In this section, we compare the model quantized with FX graph mode quantization with the model
quantized in eager mode. FX graph mode and eager mode produce very similar quantized models,
so the expectation is that the accuracy and speedup are similar as well.

.. code:: python

    print("Size of Fx graph mode quantized model")
    print_size_of_model(quantized_model)
    top1, top5 = evaluate(quantized_model, criterion, data_loader_test)
    print("FX graph mode quantized model Evaluation accuracy on test dataset: %2.2f, %2.2f"%(top1.avg, top5.avg))

    from torchvision.models.quantization.resnet import resnet18
    eager_quantized_model = resnet18(pretrained=True, quantize=True).eval()
    print("Size of eager mode quantized model")
    eager_quantized_model = torch.jit.script(eager_quantized_model)
    print_size_of_model(eager_quantized_model)
    top1, top5 = evaluate(eager_quantized_model, criterion, data_loader_test)
    print("eager mode quantized model Evaluation accuracy on test dataset: %2.2f, %2.2f"%(top1.avg, top5.avg))
    eager_mode_model_file = "resnet18_eager_mode_quantized.pth"
    torch.jit.save(eager_quantized_model, saved_model_dir + eager_mode_model_file)

We can see that the model size and accuracy of FX graph mode and eager mode quantized model are pretty similar.

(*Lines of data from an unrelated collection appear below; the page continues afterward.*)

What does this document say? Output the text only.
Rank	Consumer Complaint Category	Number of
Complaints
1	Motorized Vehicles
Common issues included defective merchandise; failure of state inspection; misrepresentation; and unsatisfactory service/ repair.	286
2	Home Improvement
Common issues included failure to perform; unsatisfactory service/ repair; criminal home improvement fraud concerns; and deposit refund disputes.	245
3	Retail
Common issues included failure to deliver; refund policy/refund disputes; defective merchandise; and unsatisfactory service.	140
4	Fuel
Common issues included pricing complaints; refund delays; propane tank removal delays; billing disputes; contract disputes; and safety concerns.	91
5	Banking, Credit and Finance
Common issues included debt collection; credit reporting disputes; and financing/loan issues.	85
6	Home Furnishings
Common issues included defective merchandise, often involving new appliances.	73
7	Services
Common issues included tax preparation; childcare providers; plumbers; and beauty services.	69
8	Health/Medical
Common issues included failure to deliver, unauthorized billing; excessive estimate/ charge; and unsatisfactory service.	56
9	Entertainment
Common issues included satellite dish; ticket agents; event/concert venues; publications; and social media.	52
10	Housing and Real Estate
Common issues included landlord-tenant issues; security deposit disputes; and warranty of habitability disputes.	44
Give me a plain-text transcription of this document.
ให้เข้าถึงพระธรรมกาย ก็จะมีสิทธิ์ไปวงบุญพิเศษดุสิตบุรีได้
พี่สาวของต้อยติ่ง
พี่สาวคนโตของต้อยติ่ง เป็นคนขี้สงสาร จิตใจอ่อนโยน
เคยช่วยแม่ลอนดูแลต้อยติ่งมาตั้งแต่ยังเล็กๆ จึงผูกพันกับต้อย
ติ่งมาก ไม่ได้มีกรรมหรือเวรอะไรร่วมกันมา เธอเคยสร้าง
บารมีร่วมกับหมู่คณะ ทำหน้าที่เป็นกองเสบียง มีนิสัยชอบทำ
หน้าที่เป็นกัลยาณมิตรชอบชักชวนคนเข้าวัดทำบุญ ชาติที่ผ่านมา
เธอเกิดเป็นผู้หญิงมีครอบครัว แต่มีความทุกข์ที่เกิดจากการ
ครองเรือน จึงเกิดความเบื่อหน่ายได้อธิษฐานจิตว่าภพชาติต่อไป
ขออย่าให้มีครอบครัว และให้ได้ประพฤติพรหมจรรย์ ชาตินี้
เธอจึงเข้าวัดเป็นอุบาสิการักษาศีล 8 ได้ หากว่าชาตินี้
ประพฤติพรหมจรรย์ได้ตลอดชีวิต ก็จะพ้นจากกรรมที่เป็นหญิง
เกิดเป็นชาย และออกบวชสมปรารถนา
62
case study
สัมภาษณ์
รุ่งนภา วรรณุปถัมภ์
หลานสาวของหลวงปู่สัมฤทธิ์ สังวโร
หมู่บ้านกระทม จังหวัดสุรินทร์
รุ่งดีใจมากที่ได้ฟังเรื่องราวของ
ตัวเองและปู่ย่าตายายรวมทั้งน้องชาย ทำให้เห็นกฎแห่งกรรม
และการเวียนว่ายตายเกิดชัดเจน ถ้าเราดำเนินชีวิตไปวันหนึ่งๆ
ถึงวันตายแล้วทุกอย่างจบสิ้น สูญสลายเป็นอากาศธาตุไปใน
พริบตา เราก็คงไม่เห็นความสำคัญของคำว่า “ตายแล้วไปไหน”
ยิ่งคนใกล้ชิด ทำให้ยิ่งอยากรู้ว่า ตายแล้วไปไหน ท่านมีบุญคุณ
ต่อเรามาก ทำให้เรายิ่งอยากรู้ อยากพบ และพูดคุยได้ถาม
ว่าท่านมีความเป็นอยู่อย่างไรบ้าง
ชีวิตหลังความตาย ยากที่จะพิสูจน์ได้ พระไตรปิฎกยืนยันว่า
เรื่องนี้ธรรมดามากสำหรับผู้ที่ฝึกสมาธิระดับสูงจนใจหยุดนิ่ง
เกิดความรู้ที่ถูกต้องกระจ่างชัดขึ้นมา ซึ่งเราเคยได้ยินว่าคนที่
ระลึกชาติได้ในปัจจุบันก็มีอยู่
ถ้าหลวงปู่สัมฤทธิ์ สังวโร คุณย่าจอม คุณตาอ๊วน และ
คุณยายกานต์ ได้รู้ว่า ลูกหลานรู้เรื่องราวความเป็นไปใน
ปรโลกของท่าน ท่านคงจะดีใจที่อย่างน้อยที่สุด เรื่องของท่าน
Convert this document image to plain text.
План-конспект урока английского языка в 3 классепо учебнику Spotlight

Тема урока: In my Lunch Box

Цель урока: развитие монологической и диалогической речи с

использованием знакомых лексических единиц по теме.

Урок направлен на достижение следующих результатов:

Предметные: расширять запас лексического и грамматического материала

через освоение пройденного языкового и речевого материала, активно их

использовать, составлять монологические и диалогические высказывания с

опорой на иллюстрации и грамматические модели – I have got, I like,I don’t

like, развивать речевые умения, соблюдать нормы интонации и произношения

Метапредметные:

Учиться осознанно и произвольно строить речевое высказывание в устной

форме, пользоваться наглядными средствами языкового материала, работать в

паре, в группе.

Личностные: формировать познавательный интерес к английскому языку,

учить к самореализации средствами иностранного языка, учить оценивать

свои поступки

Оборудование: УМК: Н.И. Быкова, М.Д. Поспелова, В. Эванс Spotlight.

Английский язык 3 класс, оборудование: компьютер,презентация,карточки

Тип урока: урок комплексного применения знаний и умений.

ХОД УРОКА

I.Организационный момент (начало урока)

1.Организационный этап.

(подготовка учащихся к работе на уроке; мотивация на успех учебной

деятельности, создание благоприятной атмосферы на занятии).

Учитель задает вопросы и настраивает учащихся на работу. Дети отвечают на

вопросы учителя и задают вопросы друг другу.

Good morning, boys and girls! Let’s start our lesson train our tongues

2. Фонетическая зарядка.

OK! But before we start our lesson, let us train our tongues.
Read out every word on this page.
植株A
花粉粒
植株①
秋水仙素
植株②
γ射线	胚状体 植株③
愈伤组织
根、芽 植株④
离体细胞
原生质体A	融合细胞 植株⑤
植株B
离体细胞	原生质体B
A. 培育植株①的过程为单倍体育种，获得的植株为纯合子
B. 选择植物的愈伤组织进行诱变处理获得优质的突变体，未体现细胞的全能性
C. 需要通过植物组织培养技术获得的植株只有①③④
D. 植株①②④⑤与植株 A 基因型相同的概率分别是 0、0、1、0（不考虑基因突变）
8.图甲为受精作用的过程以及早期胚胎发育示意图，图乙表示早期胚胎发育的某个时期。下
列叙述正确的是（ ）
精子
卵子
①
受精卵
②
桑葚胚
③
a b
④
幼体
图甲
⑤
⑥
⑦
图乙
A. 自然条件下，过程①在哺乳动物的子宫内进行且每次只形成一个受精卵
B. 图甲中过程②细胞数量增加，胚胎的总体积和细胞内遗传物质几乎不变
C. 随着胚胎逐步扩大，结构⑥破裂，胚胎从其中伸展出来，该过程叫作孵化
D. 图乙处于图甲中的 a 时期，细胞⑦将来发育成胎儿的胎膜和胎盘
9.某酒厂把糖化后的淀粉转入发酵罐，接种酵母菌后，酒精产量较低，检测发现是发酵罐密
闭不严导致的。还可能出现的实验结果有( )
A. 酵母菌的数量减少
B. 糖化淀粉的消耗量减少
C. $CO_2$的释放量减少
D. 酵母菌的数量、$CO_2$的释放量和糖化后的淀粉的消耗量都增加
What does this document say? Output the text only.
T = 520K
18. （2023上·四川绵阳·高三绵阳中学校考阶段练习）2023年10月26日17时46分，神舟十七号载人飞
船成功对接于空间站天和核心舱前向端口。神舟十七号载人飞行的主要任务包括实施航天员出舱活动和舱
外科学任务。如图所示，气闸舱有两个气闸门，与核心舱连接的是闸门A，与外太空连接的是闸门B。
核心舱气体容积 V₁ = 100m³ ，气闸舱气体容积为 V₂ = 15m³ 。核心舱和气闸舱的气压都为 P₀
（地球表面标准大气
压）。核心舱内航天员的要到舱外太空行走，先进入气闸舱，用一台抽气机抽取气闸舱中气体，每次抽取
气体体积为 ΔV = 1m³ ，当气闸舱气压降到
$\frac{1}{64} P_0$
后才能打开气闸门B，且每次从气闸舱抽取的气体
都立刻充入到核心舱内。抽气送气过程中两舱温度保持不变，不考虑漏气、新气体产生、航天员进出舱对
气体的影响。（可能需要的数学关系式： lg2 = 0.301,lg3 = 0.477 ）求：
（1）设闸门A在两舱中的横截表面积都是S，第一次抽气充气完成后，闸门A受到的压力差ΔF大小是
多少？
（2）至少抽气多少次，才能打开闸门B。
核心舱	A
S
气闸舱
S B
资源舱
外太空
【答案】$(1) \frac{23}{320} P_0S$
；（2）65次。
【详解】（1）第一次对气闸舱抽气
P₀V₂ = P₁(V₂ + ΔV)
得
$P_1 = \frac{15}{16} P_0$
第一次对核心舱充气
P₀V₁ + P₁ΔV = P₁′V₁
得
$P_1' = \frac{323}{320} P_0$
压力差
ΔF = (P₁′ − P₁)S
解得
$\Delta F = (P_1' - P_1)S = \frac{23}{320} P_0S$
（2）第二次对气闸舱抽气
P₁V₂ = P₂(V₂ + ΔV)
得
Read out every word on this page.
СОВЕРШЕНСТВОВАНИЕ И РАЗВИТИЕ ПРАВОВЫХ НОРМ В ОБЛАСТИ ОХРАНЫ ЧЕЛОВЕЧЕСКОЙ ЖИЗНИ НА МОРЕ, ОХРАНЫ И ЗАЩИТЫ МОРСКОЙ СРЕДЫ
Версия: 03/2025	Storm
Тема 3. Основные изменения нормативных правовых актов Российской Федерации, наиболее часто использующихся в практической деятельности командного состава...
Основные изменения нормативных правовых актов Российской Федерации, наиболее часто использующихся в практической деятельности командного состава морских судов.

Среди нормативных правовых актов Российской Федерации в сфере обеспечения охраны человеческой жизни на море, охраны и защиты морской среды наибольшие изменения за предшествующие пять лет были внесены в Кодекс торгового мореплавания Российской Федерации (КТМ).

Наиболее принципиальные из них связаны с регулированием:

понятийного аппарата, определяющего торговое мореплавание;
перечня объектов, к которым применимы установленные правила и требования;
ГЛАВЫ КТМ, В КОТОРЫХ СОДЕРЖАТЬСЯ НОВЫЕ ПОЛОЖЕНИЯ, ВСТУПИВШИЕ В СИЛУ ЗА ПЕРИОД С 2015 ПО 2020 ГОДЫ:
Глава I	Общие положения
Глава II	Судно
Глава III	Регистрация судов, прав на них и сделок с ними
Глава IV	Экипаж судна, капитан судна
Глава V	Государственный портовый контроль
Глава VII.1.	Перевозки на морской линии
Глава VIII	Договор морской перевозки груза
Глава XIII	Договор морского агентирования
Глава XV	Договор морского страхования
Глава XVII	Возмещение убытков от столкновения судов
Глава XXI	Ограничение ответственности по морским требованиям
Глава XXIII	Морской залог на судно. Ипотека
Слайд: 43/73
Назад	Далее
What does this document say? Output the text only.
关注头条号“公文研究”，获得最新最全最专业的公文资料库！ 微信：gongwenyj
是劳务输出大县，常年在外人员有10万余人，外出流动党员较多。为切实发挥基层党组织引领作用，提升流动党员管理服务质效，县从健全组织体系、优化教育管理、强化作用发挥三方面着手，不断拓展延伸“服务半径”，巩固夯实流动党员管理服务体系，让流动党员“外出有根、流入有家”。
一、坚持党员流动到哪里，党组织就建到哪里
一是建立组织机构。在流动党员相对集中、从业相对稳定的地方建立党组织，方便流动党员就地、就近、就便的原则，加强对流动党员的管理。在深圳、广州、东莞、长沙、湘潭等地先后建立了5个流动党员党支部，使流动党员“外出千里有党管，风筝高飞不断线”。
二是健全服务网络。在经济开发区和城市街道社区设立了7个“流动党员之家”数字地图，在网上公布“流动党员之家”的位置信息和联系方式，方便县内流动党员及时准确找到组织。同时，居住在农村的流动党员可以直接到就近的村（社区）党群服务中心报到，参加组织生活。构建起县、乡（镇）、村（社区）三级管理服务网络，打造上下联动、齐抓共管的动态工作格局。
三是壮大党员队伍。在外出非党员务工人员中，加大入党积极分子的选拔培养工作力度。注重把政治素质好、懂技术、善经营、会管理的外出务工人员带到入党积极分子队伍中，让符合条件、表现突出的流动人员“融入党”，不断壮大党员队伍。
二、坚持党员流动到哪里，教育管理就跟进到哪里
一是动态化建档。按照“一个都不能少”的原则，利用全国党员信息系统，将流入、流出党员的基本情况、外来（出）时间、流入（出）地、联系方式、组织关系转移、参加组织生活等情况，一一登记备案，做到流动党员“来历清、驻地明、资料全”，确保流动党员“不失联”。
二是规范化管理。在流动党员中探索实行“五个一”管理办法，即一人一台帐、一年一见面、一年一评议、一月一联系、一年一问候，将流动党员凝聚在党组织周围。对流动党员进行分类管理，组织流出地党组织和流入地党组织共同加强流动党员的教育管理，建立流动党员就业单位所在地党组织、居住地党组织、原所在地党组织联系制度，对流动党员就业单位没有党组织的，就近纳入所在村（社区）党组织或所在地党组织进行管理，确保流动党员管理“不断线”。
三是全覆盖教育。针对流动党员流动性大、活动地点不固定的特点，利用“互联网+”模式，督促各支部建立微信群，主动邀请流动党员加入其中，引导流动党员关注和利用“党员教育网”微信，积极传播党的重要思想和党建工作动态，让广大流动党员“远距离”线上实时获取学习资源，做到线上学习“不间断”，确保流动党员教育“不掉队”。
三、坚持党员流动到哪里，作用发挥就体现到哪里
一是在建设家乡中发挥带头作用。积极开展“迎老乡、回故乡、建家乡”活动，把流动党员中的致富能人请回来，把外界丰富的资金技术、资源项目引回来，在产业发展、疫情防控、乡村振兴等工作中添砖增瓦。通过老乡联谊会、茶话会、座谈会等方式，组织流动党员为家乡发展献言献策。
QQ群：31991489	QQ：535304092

Running the model in AIBench (with single threading) gives the following result:

.. code::

  Scripted Float Model:
  Self CPU time total: 192.48ms

  Scripted Eager Mode Quantized Model:
  Self CPU time total: 50.76ms

  Scripted FX Graph Mode Quantized Model:
  Self CPU time total: 50.63ms

As we can see for resnet18 both FX graph mode and eager mode quantized model get similar speedup over the floating point model,
which is around 2-4x faster than the floating point model. But the actual speedup over floating point model may vary
depending on model, device, build, input batch sizes, threading etc.